Toplumsal psikoloji, siyaset biliminin en temel öğesidir. Toplumu tasarımlamak, toplum psikolojisini ele geçirmekle başlar. Her siyasal görüşten, koyu takım elbiseli, beyaz gömlekli, kırmızı kravatlı adamlar ya da benzeri kadınlar türer ve sizi yönetmek için sizin olurunuzu alırken, beraberinde toplumsal onurunuzu da alır giderler. Bu insanların hiç biri memleketlerine âşık kişiler değildir. Birbirlerine çok benzerler. Hepimize borç takarak yönetime gelirler ve yönetmeye başladıklarında borçlarını unuturlar. Utanmaz ve edepsizdirler.

Minibüs ve otobüsleri kendi fotoğraf ve bayraklarıyla süsleyip seçim öncesi kafamızı şişirmekten başka işi olmayanlardan haz etmiyorsak, neden onlara oy vermek zorunluluğunu hissediyoruz ki? Neden onlara oy vermezsek suç işlemiş olacağız ki? Parası olanın yönetime gelebildiği bir düzene neden isyan etmeden mırıldanarak yakarıp dururuz ki?

Bu gerçekleri gördüğünüzde büyük bir umutsuzluğa düşersiniz. Kentliyseniz (ki büyük çoğunluğuz) hemen o akşam bir senfoni orkestrasının canlı konserine gidebilir, Vivaldi’nin Dört Mevsim’ini dinleyebilir ve rahatlayabilir misiniz?

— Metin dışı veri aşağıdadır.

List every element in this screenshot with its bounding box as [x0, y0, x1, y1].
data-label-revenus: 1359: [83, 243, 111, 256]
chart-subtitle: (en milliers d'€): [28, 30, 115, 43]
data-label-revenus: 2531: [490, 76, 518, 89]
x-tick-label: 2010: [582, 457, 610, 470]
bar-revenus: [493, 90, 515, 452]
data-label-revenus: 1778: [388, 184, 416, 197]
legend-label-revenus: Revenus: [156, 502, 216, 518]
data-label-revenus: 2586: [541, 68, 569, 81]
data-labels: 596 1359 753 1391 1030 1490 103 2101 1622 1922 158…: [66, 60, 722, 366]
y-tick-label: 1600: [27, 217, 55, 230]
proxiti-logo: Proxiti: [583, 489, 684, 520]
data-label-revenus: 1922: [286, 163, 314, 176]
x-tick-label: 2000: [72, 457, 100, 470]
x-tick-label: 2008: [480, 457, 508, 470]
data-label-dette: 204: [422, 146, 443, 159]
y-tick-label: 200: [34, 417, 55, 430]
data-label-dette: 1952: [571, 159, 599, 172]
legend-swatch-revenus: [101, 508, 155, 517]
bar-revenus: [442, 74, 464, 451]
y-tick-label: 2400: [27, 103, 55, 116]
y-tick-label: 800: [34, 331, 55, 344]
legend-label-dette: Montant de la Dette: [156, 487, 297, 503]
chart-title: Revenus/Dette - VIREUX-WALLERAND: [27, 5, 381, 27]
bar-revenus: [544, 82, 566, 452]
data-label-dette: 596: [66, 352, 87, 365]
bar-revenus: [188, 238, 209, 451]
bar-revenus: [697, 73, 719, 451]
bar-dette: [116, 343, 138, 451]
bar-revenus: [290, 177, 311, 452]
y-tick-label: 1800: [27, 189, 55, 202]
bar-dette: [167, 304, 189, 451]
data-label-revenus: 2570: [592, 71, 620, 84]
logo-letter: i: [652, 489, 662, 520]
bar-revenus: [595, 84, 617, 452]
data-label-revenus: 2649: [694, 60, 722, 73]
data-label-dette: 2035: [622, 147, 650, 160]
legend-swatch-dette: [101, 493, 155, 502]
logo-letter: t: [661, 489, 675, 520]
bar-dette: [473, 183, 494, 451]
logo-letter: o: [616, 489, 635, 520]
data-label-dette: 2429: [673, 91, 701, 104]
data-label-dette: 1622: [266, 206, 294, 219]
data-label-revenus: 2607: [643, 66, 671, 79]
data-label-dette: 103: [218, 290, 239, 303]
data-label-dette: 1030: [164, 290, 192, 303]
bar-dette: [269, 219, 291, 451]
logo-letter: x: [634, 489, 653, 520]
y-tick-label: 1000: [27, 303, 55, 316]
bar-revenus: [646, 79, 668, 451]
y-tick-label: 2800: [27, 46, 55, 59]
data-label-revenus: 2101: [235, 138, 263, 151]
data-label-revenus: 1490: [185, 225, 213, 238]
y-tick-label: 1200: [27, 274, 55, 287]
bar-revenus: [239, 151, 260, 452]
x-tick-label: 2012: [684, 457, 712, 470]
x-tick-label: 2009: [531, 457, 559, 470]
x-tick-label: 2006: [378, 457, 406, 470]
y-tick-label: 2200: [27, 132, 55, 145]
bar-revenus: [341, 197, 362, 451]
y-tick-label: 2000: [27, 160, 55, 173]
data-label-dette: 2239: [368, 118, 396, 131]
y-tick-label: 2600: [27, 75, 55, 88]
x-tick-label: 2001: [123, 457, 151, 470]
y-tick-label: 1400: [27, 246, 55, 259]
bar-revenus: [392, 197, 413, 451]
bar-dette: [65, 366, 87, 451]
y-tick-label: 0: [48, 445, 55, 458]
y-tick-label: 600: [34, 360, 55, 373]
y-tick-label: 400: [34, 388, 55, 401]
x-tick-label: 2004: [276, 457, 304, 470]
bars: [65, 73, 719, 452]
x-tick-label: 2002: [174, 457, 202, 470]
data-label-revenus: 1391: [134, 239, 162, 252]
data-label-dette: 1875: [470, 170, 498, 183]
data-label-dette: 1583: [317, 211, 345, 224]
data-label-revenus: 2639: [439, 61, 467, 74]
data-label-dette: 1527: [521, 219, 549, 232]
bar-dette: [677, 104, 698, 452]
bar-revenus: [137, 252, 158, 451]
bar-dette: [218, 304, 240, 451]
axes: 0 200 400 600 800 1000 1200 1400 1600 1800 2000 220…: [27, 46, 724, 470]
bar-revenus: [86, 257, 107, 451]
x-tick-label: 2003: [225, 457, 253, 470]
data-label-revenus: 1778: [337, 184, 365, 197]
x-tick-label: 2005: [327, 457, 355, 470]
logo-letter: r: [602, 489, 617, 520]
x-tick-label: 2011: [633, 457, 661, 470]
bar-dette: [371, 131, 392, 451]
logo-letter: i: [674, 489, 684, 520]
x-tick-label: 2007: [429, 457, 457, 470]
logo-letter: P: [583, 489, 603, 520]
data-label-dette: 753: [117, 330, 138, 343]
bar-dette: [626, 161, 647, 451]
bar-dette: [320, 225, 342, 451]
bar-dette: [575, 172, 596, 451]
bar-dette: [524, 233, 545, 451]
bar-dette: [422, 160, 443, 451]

Köylüyseniz, civar dere boyunda portatif radyonuzu yanınıza alıp, internetten, televizyondan uzaklaşıp Neşet Ertaş’ı dinleyerek balık avlayabilir misiniz?

Çok gerilerde kaldık. Aydınlarımızda ben bilirim edası, öğüt vermeler ve ben demiştim demeler sürüp gitmekte. Aydın dediklerimiz halkın içinden çıktıktan sonra halkı unutan sonradan görmüş ve bilmişlerden ibarettir.

Bizi bir iki kuşak öncemizdekiler ölüme mahkûm ettiler. Ne yapabiliriz ki? Çoktan öldüler onlar. Deprem olasılığını düşünmeden yaptıkları çarpık kentlerde yaşıyoruz şimdi bizler. O kuşakların yalnızca bu mu günahları? Toplum yaşamında olası bütün tehlike, risk ve tedbirleri düşünmeden yaşamaya alıştırdılar bizi. Şimdi siyasal, sosyal ve coğrafi gelecek senaryolarını düşünemiyoruz, aklımız başkalarına emanet.

Neyse siz tedirgin olmayın gene de.  İyi ve aşksız hayatlar…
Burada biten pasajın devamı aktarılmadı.